Hello and welcome to Electronics Point
First, I have to know if you are the Crash Test Dummies bassist or not... Perhaps you're a fan and you're using his name?
As Gryd3 says, you can't use the signal itself to power the LED - there's not enough energy, for a start. So some kind of battery
would be needed, and that will determine the minimum size.
Assuming you have a power source, electrically you can distinguish three states for a guitar cable: (1) not plugged into a guitar, (2) plugged into a guitar with no signal, and (3) plugged into a guitar with signal. These states could be displayed with a multi-colour LED.

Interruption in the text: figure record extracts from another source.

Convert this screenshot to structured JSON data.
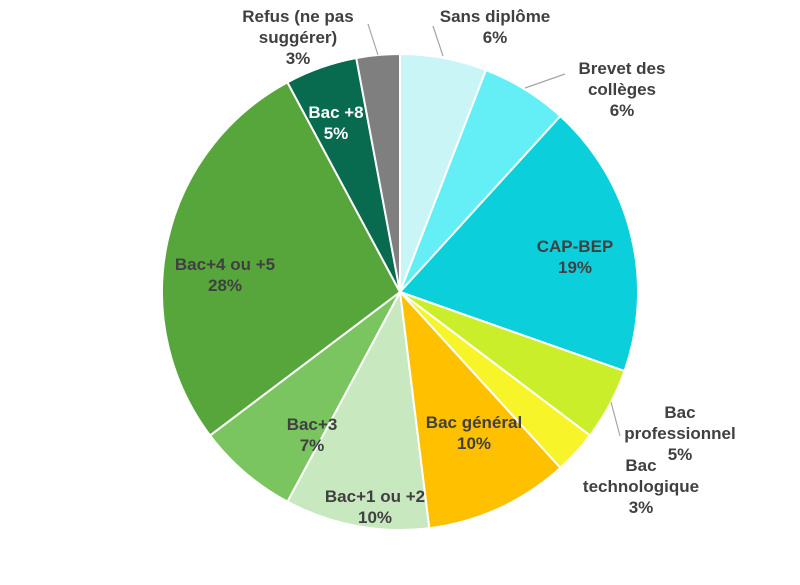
{
  "chart_data": {
    "type": "pie",
    "title": "",
    "start_angle_deg": 0,
    "direction": "clockwise",
    "slices": [
      {
        "label": "Sans diplôme",
        "value": 6,
        "display": "6%",
        "color": "#c9f5f7"
      },
      {
        "label": "Brevet des collèges",
        "value": 6,
        "display": "6%",
        "color": "#64eff6"
      },
      {
        "label": "CAP-BEP",
        "value": 19,
        "display": "19%",
        "color": "#0ccfdc"
      },
      {
        "label": "Bac professionnel",
        "value": 5,
        "display": "5%",
        "color": "#cbee2a"
      },
      {
        "label": "Bac technologique",
        "value": 3,
        "display": "3%",
        "color": "#f8f42a"
      },
      {
        "label": "Bac général",
        "value": 10,
        "display": "10%",
        "color": "#ffc000"
      },
      {
        "label": "Bac+1 ou +2",
        "value": 10,
        "display": "10%",
        "color": "#c8e8c0"
      },
      {
        "label": "Bac+3",
        "value": 7,
        "display": "7%",
        "color": "#7bc560"
      },
      {
        "label": "Bac+4 ou +5",
        "value": 28,
        "display": "28%",
        "color": "#57a63b"
      },
      {
        "label": "Bac +8",
        "value": 5,
        "display": "5%",
        "color": "#086a4e"
      },
      {
        "label": "Refus (ne pas suggérer)",
        "value": 3,
        "display": "3%",
        "color": "#7f7f7f"
      }
    ]
  }
}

This assumes that the guitars have a DC path. They normally do, but it's possible for an active or passive guitar or bass to include a DC blocking capacitor in series with the output. I haven't seen this, but I haven't seen inside that many instruments. In this case the guitar's presence couldn't be detected unless the guitar was modified. The signal could be, though.
Circuitry to do this could be made fairly small, but not small enough to fit into a plug. Even if tiny SMT (surface-mount technology) components were used, on a tiny, thin circuit board, the battery would be too big.
So you could make a small box that you could plug cables into, but that's not quick and convenient. You could make a number of small boxes that connect in-line with cables. The problem then becomes battery lifespan.
The monitoring circuit can be designed to consume very little current when the cable is not plugged in, so you could use, say, a 3V CR2032 button cell and it might need replacing every few months or after every ten gigs.
(Re Adam's suggestion: parasite power is not used with guitars, but a monitoring feature like you want could be built into a DI box.)
Edit: I meant to say "phantom power" not "parasite power" there!
Feel free to tell us more about what you want.